My first few attempts at rebalancing were pretty great. No muss, no fuss. They ran for about 12 hours and like magic my cluster was firing on all cylinders. Beautiful.
'Stuff happens' and I'm now in the situation again where I've introduced new servers to the the cluster (replacing old). Now I'm way out of balance. "No problem," says I. "Data rebalancing is awesome."
Not so fast. Literally. I fired it off late Friday night. By Monday morning the process was reading 0.14% done, .01% more than right after starting the process 56 hours previously. By my math that's about 650 days to complete.
I stopped the process, and restarted it for 1 index only -- 648 buckets using 1 TB of disk. After running for the last 18 hours, it's at 3% complete.
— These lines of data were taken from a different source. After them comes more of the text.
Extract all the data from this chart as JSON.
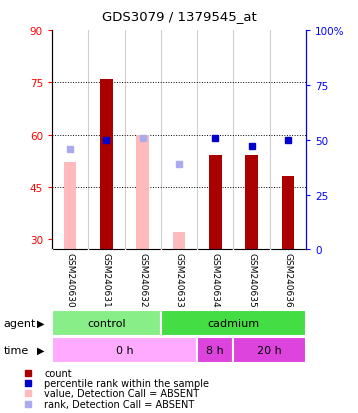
{
  "title": "GDS3079 / 1379545_at",
  "samples": [
    "GSM240630",
    "GSM240631",
    "GSM240632",
    "GSM240633",
    "GSM240634",
    "GSM240635",
    "GSM240636"
  ],
  "count_values": [
    null,
    76,
    null,
    null,
    54,
    54,
    48
  ],
  "count_absent": [
    52,
    null,
    60,
    32,
    null,
    null,
    null
  ],
  "rank_present": [
    null,
    50,
    null,
    null,
    51,
    47,
    50
  ],
  "rank_absent": [
    46,
    null,
    51,
    39,
    null,
    null,
    null
  ],
  "ylim_left": [
    27,
    90
  ],
  "ylim_right": [
    0,
    100
  ],
  "yticks_left": [
    30,
    45,
    60,
    75,
    90
  ],
  "yticks_right": [
    0,
    25,
    50,
    75,
    100
  ],
  "ytick_labels_left": [
    "30",
    "45",
    "60",
    "75",
    "90"
  ],
  "ytick_labels_right": [
    "0",
    "25",
    "50",
    "75",
    "100%"
  ],
  "hlines": [
    45,
    60,
    75
  ],
  "bar_width": 0.35,
  "count_color": "#aa0000",
  "count_absent_color": "#ffbbbb",
  "rank_present_color": "#0000cc",
  "rank_absent_color": "#aaaaee",
  "label_area_bg": "#d0d0d0",
  "label_sep_color": "#ffffff",
  "agent_groups": [
    {
      "label": "control",
      "start": 0,
      "end": 3,
      "color": "#88ee88"
    },
    {
      "label": "cadmium",
      "start": 3,
      "end": 7,
      "color": "#44dd44"
    }
  ],
  "time_groups": [
    {
      "label": "0 h",
      "start": 0,
      "end": 4,
      "color": "#ffaaff"
    },
    {
      "label": "8 h",
      "start": 4,
      "end": 5,
      "color": "#dd44dd"
    },
    {
      "label": "20 h",
      "start": 5,
      "end": 7,
      "color": "#dd44dd"
    }
  ],
  "legend_items": [
    {
      "color": "#aa0000",
      "label": "count"
    },
    {
      "color": "#0000cc",
      "label": "percentile rank within the sample"
    },
    {
      "color": "#ffbbbb",
      "label": "value, Detection Call = ABSENT"
    },
    {
      "color": "#aaaaee",
      "label": "rank, Detection Call = ABSENT"
    }
  ]
}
So slow as to not really be usable.
12 servers in the cluster, 4 are new; all are:
Any suggestions appreciated.
EDIT:
> splunk btool server list clustering | grep max_peer
max_peer_build_load = 2
max_peer_rep_load = 5
max_peer_sum_rep_load = 5
Jon
The problem (apparently) was related to COLD storage being on NAS. Since restructuring our storage plans to get everything on local drives, data rebalance is a quick process.
The problem (apparently) was related to COLD storage being on NAS. Since restructuring our storage plans to get everything on local drives, data rebalance is a quick process.
What is your retention policy and your replication factor?
Try to use the lower rebalance_threshold on the master to see if the rebalance performance improves. You can rebalance in multiple waves by increasing the rebalance_threshold.
Attempting at 0.5. I'll get back with results.
Hah! @twinspop I seem to be following you from https://answers.splunk.com/answers/476015/whats-the-best-method-to-updatereplace-indexer-clu.html
I am in the same spot now and indexer rebalance is painfully slow. Did you find out the cause for this?
My cold storage was on NAS. Since having all stages (hot, warm, cold) on local drives, rebalance is plenty fast.
Hmmm - we have all our storage on local drives - except frozen/archive - which is on NFS. Does frozen/archive drive count?
No, frozen data isn't involved in data rebalance.